Há um livro de Brandon Sanderson chamado “Alcatraz contra os bibliotecários do mal” (São Paulo: Benvirá, 2010. 288p). Quando o vi em uma livraria corri para comprá-lo. Fui atraído pela ideia dos bibliotecários serem do mal. Convivi com a concepção de que os bibliotecários são do bem, estão sempre preocupados com os interesses do seu público, dos seus usuários. No livro, uma ficção, os bibliotecários são apresentados como os que dominam o mundo. E o fazem a partir de mentiras, de manipulações da história, da ciência, do conhecimento, das informações, etc. Iludem as pessoas veiculando uma realidade que atende apenas a seus, dos bibliotecários, interesses. Fazem de tudo para manter o poder que conseguiram. Alcatraz é o herói que salvará o mundo desses terríveis agentes do mal. No segundo livro da série (e último a ser lançado até o momento) (Alcatraz contra os ossos do escrivão. São Paulo: Benvirá, 2011. 287p.), ficamos sabendo que a sede da organização dos bibliotecários é a Biblioteca de Alexandria. E Alcatraz consegue penetrar nos intestinos dessa instituição. Lógico que a saga continuará, para gáudio dos que se identificam com o herói ou para nós, bibliotecários que nos vemos retratados de maneira diferente da que estamos habituados.

 

Na página 97 do primeiro livro, o personagem vovô Smedry diz: “Informação. Esse é o verdadeiro poder neste mundo.” Um pouco mais abaixo, ele continua: “Informação. Os Bibliotecários controlam a informação nesta cidade, neste país inteiro. Eles controlam o que é lido, o que é visto e o que é aprendido. Por causa disso, eles têm o poder.” No entanto, na página 99 o mesmo personagem afirma, falando da luta contra os Bibliotecários: “Nossa arma é a informação.”.

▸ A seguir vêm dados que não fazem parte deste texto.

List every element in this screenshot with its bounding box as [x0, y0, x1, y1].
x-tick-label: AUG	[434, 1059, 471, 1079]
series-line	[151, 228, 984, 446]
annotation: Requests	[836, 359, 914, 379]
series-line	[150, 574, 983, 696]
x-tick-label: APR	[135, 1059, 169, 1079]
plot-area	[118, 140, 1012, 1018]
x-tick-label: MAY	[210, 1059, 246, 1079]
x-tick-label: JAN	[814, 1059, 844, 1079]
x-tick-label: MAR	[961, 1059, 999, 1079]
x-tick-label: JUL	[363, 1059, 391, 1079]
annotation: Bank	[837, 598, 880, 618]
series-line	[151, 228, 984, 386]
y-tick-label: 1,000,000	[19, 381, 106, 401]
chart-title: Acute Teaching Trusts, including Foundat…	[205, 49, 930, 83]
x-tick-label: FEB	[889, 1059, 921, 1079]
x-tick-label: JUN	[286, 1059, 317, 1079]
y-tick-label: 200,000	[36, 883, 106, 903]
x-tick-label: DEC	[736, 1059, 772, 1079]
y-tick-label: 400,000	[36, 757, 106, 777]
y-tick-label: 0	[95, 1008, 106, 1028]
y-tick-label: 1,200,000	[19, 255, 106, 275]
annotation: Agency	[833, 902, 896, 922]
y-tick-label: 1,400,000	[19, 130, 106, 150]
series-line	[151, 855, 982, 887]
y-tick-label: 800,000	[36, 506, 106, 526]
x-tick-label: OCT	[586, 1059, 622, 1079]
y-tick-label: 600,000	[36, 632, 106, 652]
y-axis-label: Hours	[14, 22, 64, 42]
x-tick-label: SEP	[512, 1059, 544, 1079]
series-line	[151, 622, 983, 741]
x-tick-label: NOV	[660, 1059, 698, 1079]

Apenas para alertar possíveis leitores incautos, atraídos pelos parágrafos anteriores: o livro é uma ficção, com uma história pobre, calcada nas de Harry Potter. Aliás, creio que a proposta do autor é a de cobrir o vácuo deixado pelo fim do famoso bruxinho. A capa do primeiro livro apresenta o personagem Alcatraz como uma cópia de Harry Potter.

 

Trouxe o livro de Alcatraz para a discussão, apenas porque nele os bibliotecários são entendidos como agentes do mal, atuando com informação e, dessa forma, detentores de poder e dominação. Também porque o autor enfatiza que o poder dos bibliotecários é dado pela informação. Mas, ao mesmo, as armas dos que se opõem aos Bibliotecários também é a informação.

 

Os Bibliotecários do mal detêm a informação. Será que, sendo bonzinhos, dividimos, benevolamente, o poder com toda a sociedade?

 

A ideia da bondade do bibliotecário nos leva a um entendimento errôneo de que somos imparciais, neutros.

 

Se a informação é poder, e todo poder pressupõe e tem como sustentação a influência, a interferência, etc., como pode o profissional que lida com a informação ser neutro e imparcial e, ao mesmo tempo, se revestir, se preencher de poder?

 

O imbricamento entre poder e neutralidade, entre poder e imparcialidade, é inviável.

 

Por que o poder da informação, defendido pelos que transitam e circundam a área, não está presente nela?

 

Será que informação é poder ou será que essa afirmação não está na ideia errônea de que a informação é coisa, é tangível, é materializada?

 

A informação é intangível, é subjetiva. Dessa forma, não se apresenta construída, formalizada, pois é dependente tanto dos que a produzem, como dos que a medeiam, dos espaços e momentos de mediação, das formas e linguagens dos suportes que ela se utiliza para ser veiculada e, em especial, dos que, ao final, interagem com ela. A informação não é concreta, ao contrário, ela vai se construindo, e se constrói de inúmeros interesses. Há sempre conflitos embutidos nela, a constituindo, a construindo. O domínio da linguagem, por exemplo, atrelado a um discurso ideológico hegemônico, tende a pender para um lado (embora não existam, maniqueisticamente, apenas dois); o controle das mídias, dos equipamentos informacionais, também resulta na predominância de determinados interesses; a presença do dominador como “hóspede” nos dominados, como nos lembra Paulo Freire, também interfere na busca ingênua por um impossível equilíbrio.  

 

Quando dizemos que informação é poder, de qual informação estamos falando? Qual a concepção de informação que dá sustentação e base àquela afirmação? O poder, de fato, está vinculado a quem, se entendendo imparcial e neutro, armazena, organiza e dissemina a informação?

 

Entendo o bibliotecário como o profissional que atua com uma “possível”, uma “latente”, uma “quase”, uma “talvez” informação. A denominei como “protoinformação”. O bibliotecário, os espaços onde atua, o momento em que ocorre a mediação, são partes e segmentos de construção da informação. Assim, não a detemos, não a temos por inteira. De igual maneira, esses mesmos segmentos são momentos de interferência nessa construção.

 

Além da concepção de informação é preciso também discutir e tornar clara a concepção de poder. Mas, como dizia Júlio Gouveia, apresentando a primeira versão para a televisão do Sítio do Picapau Amarelo, “essa é uma outra história que fica para uma outra vez”.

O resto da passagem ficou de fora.